Молчание затягивалось. Первым его нарушил Хиллари:

— А сколько ему лет? — спросил он, беззвучно отпив глоток.

— Габару четырнадцать с половиной лет, — с готовностью отозвался господин Шуань. — Яунджи физически созревают быстрее, поэтому по закону он считается достигшим совершеннолетия I ступени, что равно 16 человеческим годам, но я должен сказать, что в психологии есть свои нюансы — в этом возрасте еще сильно выражена неравномерность и неравнозначность форм сознания. Скажем, подросток хоть и считается дееспособным, но не понимает, что происходит, и не осознает отдаленных последствий своих поступков.

— Да-а, — протянул Хиллари, разглядывая чашку.

— Мальчик попал в сцепленную ситуацию, — продолжал тем временем Шуань, — это когда один поступок непосредственно проистекает из предыдущего и жестко детерминирован ситуацией. Даже взрослые не всегда могут вырваться из этой цепи, а подростков такая ситуация поглощает полностью.

— Я знаком с этой теорией, — не меняясь в лице, заметил Хиллари.

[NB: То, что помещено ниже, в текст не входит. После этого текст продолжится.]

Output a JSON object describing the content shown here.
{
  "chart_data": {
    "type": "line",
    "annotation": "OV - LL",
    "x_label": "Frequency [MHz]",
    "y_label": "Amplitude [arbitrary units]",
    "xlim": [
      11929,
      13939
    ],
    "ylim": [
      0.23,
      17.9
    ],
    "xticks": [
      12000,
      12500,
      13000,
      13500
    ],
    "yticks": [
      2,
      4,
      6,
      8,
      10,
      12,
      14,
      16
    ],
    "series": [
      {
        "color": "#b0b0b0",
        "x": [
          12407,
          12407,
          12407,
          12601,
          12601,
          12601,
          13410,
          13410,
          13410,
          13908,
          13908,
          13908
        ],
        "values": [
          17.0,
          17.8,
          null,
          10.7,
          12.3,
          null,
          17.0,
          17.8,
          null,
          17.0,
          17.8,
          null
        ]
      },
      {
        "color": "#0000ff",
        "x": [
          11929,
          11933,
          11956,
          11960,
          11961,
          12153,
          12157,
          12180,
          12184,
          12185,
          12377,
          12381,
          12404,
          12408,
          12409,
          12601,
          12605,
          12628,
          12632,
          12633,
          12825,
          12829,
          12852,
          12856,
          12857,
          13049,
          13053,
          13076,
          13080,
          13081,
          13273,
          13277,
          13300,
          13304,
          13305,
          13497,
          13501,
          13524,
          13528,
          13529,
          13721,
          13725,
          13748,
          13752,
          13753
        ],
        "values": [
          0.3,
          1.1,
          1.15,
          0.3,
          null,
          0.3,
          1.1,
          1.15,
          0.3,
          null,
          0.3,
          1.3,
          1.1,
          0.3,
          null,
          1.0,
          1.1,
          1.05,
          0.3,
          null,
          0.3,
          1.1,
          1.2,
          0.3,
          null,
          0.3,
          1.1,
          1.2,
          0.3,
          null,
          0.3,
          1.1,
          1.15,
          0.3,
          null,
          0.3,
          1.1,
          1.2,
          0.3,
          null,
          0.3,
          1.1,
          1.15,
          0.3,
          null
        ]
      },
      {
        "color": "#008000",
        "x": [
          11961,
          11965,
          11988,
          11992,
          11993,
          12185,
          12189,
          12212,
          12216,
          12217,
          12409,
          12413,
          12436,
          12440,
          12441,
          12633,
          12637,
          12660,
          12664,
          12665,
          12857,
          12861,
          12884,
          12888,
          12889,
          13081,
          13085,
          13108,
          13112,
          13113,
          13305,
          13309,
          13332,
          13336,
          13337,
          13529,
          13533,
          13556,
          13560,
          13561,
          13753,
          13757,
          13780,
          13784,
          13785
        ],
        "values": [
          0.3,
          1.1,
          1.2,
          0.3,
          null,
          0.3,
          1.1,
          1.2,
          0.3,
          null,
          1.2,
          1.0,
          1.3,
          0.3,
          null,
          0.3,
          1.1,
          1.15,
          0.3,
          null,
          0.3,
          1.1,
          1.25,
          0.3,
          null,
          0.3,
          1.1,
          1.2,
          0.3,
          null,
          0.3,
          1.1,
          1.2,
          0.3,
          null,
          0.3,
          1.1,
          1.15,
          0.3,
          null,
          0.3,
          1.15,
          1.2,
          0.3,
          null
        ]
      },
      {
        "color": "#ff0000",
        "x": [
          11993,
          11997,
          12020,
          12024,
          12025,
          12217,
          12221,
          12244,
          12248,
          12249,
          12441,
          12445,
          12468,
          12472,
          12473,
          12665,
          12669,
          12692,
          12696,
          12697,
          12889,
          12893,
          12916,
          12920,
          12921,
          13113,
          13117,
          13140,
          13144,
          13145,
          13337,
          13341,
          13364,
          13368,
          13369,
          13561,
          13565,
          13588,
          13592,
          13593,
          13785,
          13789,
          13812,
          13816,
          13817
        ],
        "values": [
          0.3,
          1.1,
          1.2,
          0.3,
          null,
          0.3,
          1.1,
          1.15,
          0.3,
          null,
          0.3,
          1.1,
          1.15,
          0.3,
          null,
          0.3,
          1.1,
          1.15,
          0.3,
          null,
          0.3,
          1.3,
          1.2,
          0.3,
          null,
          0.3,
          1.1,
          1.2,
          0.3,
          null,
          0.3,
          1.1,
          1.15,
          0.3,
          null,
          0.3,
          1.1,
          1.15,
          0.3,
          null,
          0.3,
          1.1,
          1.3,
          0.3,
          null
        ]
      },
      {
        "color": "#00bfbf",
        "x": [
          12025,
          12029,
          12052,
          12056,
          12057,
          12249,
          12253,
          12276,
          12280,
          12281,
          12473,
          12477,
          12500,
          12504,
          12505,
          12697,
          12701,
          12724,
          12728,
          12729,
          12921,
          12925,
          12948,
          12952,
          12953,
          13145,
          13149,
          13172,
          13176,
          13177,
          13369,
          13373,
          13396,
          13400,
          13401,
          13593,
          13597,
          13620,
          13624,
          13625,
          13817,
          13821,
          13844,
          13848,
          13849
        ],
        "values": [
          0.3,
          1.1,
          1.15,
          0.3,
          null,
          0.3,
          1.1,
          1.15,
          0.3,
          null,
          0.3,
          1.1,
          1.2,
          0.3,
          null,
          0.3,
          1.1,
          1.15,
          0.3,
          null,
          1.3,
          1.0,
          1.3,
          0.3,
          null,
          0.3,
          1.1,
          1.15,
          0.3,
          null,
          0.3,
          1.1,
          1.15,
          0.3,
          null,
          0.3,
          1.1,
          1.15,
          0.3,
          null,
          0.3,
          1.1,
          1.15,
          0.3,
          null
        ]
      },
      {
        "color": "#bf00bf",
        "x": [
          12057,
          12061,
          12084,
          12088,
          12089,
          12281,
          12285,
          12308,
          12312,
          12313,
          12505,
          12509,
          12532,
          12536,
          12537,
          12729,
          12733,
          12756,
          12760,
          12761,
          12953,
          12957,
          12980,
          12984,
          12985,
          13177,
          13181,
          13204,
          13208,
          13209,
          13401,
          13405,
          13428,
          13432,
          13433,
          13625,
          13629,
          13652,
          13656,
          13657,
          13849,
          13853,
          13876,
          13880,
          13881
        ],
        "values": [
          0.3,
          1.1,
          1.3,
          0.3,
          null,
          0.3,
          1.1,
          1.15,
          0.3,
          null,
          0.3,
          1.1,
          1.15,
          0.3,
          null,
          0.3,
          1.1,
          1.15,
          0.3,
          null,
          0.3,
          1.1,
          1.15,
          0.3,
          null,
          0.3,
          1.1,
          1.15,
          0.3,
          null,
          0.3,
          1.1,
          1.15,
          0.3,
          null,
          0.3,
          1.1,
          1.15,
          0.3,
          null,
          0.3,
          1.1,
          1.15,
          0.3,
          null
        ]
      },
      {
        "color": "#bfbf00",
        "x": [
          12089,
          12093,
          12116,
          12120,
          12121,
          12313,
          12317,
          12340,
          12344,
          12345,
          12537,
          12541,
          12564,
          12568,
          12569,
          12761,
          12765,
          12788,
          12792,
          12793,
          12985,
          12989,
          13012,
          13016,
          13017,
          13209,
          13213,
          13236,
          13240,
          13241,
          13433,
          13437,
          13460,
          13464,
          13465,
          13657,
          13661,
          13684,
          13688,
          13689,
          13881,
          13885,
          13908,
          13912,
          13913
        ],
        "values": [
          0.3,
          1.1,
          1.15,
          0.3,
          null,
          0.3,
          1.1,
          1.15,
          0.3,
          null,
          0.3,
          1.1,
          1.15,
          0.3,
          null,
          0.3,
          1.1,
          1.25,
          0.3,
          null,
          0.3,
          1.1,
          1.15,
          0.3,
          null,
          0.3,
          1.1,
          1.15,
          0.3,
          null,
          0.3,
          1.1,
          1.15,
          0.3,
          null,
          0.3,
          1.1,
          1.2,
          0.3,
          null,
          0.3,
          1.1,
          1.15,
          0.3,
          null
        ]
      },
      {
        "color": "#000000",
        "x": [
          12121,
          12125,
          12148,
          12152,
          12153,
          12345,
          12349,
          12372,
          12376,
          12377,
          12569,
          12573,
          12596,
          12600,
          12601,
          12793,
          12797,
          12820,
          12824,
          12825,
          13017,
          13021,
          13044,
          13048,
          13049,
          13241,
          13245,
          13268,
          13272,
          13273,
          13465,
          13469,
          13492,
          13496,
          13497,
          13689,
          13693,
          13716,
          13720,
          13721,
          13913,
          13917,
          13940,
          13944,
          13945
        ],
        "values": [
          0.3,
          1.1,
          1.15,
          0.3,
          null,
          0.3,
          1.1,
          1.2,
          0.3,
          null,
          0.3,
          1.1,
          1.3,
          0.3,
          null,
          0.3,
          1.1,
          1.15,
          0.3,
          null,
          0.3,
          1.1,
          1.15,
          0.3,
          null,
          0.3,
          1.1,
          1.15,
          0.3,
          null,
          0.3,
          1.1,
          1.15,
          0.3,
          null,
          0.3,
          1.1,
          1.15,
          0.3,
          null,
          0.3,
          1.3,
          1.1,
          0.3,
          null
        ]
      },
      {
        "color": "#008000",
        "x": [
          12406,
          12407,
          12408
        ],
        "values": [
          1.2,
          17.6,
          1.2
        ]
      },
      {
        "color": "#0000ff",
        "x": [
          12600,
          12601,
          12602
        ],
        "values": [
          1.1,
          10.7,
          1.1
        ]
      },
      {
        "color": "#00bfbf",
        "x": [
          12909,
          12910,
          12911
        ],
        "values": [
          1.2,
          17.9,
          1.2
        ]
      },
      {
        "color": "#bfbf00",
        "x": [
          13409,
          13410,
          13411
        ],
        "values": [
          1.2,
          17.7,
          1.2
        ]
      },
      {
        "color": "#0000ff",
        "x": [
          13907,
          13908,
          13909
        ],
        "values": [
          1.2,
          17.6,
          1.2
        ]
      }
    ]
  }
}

Габар слушал, затаив дыхание. Похоже, сейчас его судьбу разыгрывают, как карту. А Шуань-то играет на моей стороне; зря я о нем думал, что он расист…

— Ответьте честно, господин Хармон, — Шуань улыбнулся, — неужели вы сами никогда за свою жизнь, в том числе и в подростковом возрасте, не нарушали закона, не попадали в такие ситуации, из которых невозможно выбраться без посторонней помощи?

— Ну, — Хиллари еще отпил чаю, — это что считать нарушением закона… Если переход улицы на красный свет…

— Я не о том, — продолжал настойчиво улыбаться Шуань.

Габар перестал ежиться и чуть поднял голову. Интересно, что Хиллари скажет.

— Если честно, — Хиллари сел поудобнее, выпрямил спину и оперся локтями о край стола, — то в шестнадцать с небольшим лет у меня тоже были кое-какие трения с законом.

Габар совсем поднял голову и впервые посмотрел на Хиллари с нескрываемым любопытством.

— А поконкретней можно?

— Можно. Меня обвинили в шантаже службы безопасности Macrodyke Line…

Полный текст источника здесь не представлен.